The numbering system is common to all classes, and the TEMA references used refer to class R, C, or B of the 1978 edition. This edition carries for the first time a section entitled
"Recommended Good Practice" relating to aspects not covered in the main sections of the standard, particularly the requirements for exchangers with shell diameters from 1524 to 2540 mm (60 to 100 in). The numbering system used is the same as in the three main sections of TEMA, and an * is used throughout to denote that there is an additional recommended good practice.
BS 5500: The British Standard Specification for Unfired Fusion-Welded Pressure Vessels This recently introduced code (41 replaces BS 1500 and 351515 and is intended to unify the U.K. requirements for all pressure vessels. A major departure for this code is that the purchaser now specifies the construction category (BS 5500 3.4), which then defines the amount of non-destructive testing and restricts the permitted materials. The degree of testing is not now reflected by the use of design stress-reduction factors. The code references used in Sec. 6.3 refer to the third issue of BS 5500.
A.D. Merkblatter: German Pressure Vessel Regulations
These regulations are in the form of data sheets covering different aspects of vessel design and construction, and are produced by a group of associations.
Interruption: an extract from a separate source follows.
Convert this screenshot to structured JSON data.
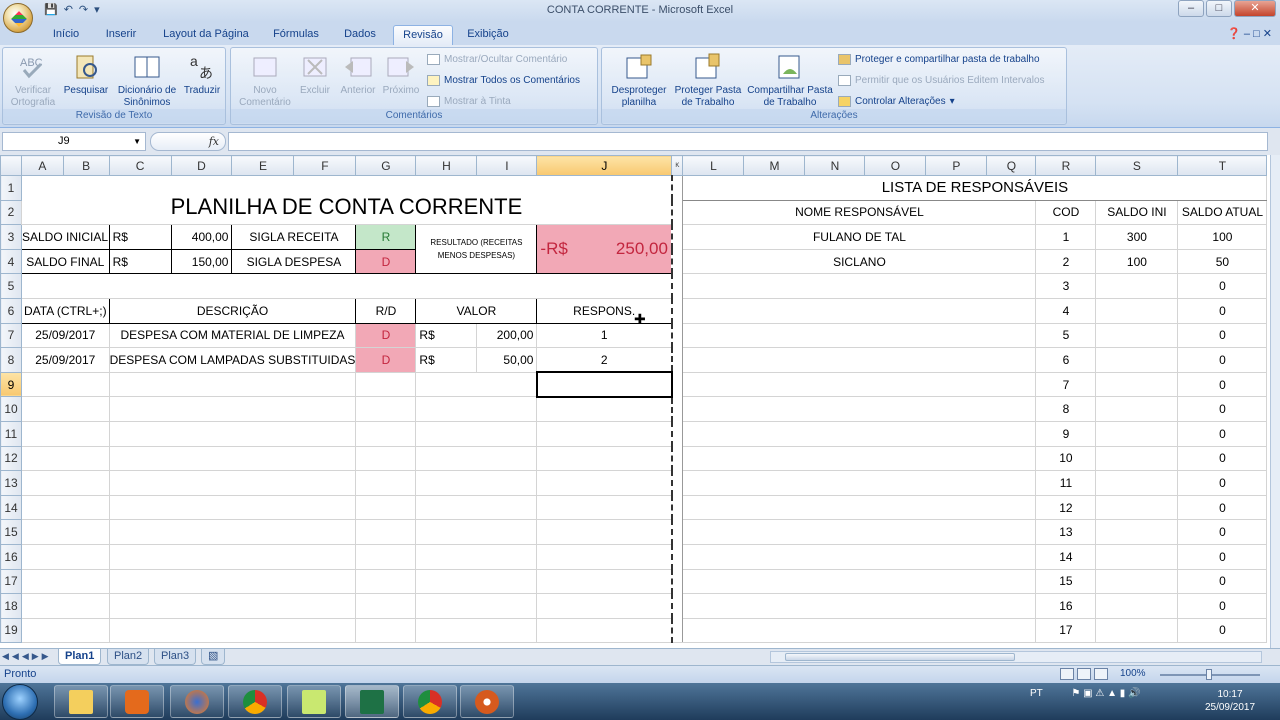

Revisions are made from time to time to keep up with advances in the knowledge. Some aspects of vessel and exchanger design are not covered, and the method is agreed upon by the purchaser, inspecting authority, and designer. The code references used refer to the 1977 edition of A. D.
Merkblatter.
International codes
The International Standards Organization (ISO) has been endeavoring for some time to write an international code for pressure vessels. Various working groups have written draft sections of the code, and these were submitted in late 1973 to form a proposed draft standard DIS 2694, this draft was considered by the subscribing countries to ISO, but when votes were cast in 1974 many major countries voted against its acceptance. The draft was then sent back to the organizing secretariat and working groups with comments, but there has been no action to date.
In Europe, the EEC has published a Council Directive of July 27, 1976, giving a general framework to common provisions for vessels and methods of inspecting them. The intention is that separate directives for different categories of vessels will lay down the technical requirements for design and methods of inspection, and thus will achieve free movement of vessels within the EEC and avoid multiple inspections.
European standards will be organized by CEN (Comite European de Normalisation), and a draft for "simple" pressure vessels has been written. Unfired pressure vessels are being considered by CEN working group 54, but the EEC Directive is awaited.